Em 1987, ano da Constituinte, encontrei com José Serra no plenário da Câmara dos Deputados. Vi-o muito atarefado com um monte de papel na mão recolhendo assinaturas de deputados. Como o conhecia desde a campanha das diretas, sendo um admirador de suas posições econômicas, me aproximei e perguntei-lhe do que se tratava. É uma emenda para bloquear os recursos propostos por Sarney para a construção da Ferrovia Norte-Sul, esclareceu. Como?, perguntei surpreso; a Norte-Sul é uma obra importante para o Centro-Oeste e para o país, Serra! “Mas que não seja para desequilibrar as contas públicas”, justificou. O artigo é de J.Carlos de Assis.

Em 1987, ano da Constituinte, encontrei com José Serra no plenário da Câmara dos Deputados aonde fui discutir com alguns parlamentares temas da Seguridade Social. Vi-o muito atarefado com um monte de papel na mão recolhendo assinaturas de deputados. Como o conhecia desde a campanha das diretas, sendo um admirador de suas posições econômicas, me aproximei e perguntei-lhe do que se tratava. É uma emenda para bloquear os recursos propostos por Sarney para a construção da Ferrovia Norte-Sul, esclareceu. Como?, perguntei surpreso; a Norte-Sul é uma obra importante para o Centro-Oeste e para o país, Serra! “Mas que não seja para desequilibrar as contas públicas”, justificou ele, indiferente ao fato de que a Norte-Sul era, de fato, a única grande obra de infra-estrutura tentada por Sarney.

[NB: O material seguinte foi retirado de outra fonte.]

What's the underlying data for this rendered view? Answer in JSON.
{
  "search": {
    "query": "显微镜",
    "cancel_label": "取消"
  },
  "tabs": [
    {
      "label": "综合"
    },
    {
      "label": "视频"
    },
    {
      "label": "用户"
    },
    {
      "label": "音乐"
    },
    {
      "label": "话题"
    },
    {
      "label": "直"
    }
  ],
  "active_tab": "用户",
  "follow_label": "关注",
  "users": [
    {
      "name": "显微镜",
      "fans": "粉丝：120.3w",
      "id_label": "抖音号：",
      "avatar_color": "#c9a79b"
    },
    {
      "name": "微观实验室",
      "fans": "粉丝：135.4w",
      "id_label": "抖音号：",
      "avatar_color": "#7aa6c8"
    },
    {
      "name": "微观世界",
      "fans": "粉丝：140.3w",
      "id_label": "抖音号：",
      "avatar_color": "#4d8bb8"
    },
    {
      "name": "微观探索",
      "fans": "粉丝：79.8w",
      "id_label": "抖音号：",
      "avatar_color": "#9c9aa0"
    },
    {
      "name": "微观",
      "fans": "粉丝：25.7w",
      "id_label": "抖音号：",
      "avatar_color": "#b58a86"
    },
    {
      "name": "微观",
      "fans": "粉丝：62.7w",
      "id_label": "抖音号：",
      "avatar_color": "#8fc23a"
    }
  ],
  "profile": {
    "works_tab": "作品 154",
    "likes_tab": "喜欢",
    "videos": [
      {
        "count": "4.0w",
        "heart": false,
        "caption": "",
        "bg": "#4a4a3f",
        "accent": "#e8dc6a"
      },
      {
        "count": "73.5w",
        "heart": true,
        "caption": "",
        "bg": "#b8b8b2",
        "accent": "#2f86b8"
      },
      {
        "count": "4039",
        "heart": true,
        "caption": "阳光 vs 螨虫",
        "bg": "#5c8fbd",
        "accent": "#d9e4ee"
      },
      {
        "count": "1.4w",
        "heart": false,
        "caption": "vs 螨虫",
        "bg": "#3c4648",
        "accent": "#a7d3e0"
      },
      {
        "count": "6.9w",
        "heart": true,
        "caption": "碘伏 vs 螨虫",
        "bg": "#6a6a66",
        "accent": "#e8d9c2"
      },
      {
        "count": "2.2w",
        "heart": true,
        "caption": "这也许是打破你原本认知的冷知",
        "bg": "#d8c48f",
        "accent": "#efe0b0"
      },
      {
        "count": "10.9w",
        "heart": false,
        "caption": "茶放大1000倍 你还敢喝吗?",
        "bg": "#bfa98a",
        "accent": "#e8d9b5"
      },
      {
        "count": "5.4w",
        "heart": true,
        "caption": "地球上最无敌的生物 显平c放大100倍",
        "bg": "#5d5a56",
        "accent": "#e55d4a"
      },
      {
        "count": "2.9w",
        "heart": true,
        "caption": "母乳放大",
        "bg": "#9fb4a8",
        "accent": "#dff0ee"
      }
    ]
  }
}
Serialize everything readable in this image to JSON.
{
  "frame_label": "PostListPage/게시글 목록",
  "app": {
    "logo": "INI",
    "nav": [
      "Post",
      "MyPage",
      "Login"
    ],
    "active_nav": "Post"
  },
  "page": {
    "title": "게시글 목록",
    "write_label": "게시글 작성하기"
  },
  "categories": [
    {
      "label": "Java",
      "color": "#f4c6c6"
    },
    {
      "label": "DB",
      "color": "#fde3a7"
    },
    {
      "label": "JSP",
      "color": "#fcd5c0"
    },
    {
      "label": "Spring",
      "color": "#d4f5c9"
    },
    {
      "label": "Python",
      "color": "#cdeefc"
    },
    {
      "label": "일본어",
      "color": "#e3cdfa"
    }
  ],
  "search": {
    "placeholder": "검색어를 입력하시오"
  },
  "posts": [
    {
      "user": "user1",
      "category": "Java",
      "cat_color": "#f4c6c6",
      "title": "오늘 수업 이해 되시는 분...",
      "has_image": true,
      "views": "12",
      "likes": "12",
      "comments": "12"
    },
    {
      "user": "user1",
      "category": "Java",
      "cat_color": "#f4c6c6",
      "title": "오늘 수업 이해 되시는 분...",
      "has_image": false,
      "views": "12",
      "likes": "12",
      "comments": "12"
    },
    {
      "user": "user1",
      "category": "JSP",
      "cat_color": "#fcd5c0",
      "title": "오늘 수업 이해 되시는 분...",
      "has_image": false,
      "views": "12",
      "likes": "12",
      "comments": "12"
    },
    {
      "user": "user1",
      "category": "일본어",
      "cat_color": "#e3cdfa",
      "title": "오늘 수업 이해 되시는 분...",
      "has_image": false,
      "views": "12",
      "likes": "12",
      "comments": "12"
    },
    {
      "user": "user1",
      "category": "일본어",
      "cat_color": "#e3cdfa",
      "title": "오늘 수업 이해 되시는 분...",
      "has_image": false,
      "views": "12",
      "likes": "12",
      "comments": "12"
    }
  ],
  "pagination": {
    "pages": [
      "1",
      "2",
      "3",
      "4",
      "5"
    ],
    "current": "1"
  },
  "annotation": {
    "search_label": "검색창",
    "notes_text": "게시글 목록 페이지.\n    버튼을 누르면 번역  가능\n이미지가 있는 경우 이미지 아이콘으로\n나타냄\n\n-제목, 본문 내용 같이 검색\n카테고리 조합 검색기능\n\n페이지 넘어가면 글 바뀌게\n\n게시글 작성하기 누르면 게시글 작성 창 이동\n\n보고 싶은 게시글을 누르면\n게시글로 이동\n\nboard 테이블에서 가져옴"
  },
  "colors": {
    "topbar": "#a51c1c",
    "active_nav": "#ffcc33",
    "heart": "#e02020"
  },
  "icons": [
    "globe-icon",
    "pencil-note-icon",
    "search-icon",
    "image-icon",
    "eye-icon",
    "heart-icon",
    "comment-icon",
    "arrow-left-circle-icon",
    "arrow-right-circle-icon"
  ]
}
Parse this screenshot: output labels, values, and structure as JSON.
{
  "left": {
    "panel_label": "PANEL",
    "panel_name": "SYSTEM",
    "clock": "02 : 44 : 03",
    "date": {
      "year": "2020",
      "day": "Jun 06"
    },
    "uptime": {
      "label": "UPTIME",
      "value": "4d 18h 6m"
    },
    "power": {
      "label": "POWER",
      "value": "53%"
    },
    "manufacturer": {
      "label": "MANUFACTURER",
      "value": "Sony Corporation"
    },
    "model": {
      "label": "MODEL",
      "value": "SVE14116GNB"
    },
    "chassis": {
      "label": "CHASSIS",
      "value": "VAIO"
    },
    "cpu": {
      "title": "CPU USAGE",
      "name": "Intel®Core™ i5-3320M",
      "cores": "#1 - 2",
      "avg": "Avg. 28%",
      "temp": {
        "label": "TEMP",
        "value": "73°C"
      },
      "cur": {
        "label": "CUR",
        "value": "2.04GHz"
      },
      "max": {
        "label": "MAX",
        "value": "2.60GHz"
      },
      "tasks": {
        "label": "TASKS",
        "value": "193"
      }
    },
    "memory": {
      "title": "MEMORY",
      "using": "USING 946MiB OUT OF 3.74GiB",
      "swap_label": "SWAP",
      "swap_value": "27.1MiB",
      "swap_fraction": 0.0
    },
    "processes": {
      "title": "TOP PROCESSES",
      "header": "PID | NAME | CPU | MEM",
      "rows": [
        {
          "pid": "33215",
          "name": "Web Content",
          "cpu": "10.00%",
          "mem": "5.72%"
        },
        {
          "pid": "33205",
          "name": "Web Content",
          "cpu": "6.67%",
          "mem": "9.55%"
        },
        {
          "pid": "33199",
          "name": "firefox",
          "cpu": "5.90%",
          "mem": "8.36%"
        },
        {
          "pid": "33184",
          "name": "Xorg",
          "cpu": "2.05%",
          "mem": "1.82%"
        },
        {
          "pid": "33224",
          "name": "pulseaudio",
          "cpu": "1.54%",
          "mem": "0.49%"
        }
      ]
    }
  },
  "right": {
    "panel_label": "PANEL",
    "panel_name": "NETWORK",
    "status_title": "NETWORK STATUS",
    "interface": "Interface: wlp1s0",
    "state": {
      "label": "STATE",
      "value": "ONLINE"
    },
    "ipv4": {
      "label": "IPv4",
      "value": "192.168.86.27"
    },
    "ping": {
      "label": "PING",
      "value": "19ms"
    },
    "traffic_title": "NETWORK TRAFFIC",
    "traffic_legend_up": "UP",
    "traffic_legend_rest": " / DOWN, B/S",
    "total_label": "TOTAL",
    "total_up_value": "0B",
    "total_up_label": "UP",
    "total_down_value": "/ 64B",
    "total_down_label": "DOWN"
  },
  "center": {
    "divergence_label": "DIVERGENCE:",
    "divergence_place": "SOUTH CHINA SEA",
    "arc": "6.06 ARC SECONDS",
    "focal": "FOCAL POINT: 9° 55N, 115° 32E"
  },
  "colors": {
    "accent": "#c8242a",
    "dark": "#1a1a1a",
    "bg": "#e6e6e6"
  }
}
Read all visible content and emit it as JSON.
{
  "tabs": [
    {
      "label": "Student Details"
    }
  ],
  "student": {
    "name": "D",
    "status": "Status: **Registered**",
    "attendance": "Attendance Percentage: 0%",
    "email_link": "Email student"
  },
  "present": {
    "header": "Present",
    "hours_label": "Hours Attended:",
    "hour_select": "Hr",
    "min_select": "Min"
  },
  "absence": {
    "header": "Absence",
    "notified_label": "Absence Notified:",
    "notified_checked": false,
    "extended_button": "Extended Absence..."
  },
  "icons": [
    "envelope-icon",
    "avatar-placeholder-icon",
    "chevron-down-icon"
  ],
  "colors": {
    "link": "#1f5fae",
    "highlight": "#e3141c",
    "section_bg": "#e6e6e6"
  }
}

No ano seguinte, o Brasil vivia uma das piores crises inflacionárias de sua história depois do fracasso do Plano Cruzado. Num movimento desesperado para tentar recuperar a estabilidade econômica e relançar o desenvolvimento, tive autorização do presidente da Confederação Nacional da Indústria, Senador Albano Franco, de quem era assessor, para tentar articular um pacto social liderado por empresários e trabalhadores a fim de propor uma alternativa viável, porém não convencional, para a dívida externa, articulada a um programa de relançamento dos investimentos de infra-estrutura. Em síntese, como estávamos em moratória externa, tratava-se de pagar dívida, sim, mas em moeda interna, orientando os recursos forçosamente para investimentos novos na infra-estrutura.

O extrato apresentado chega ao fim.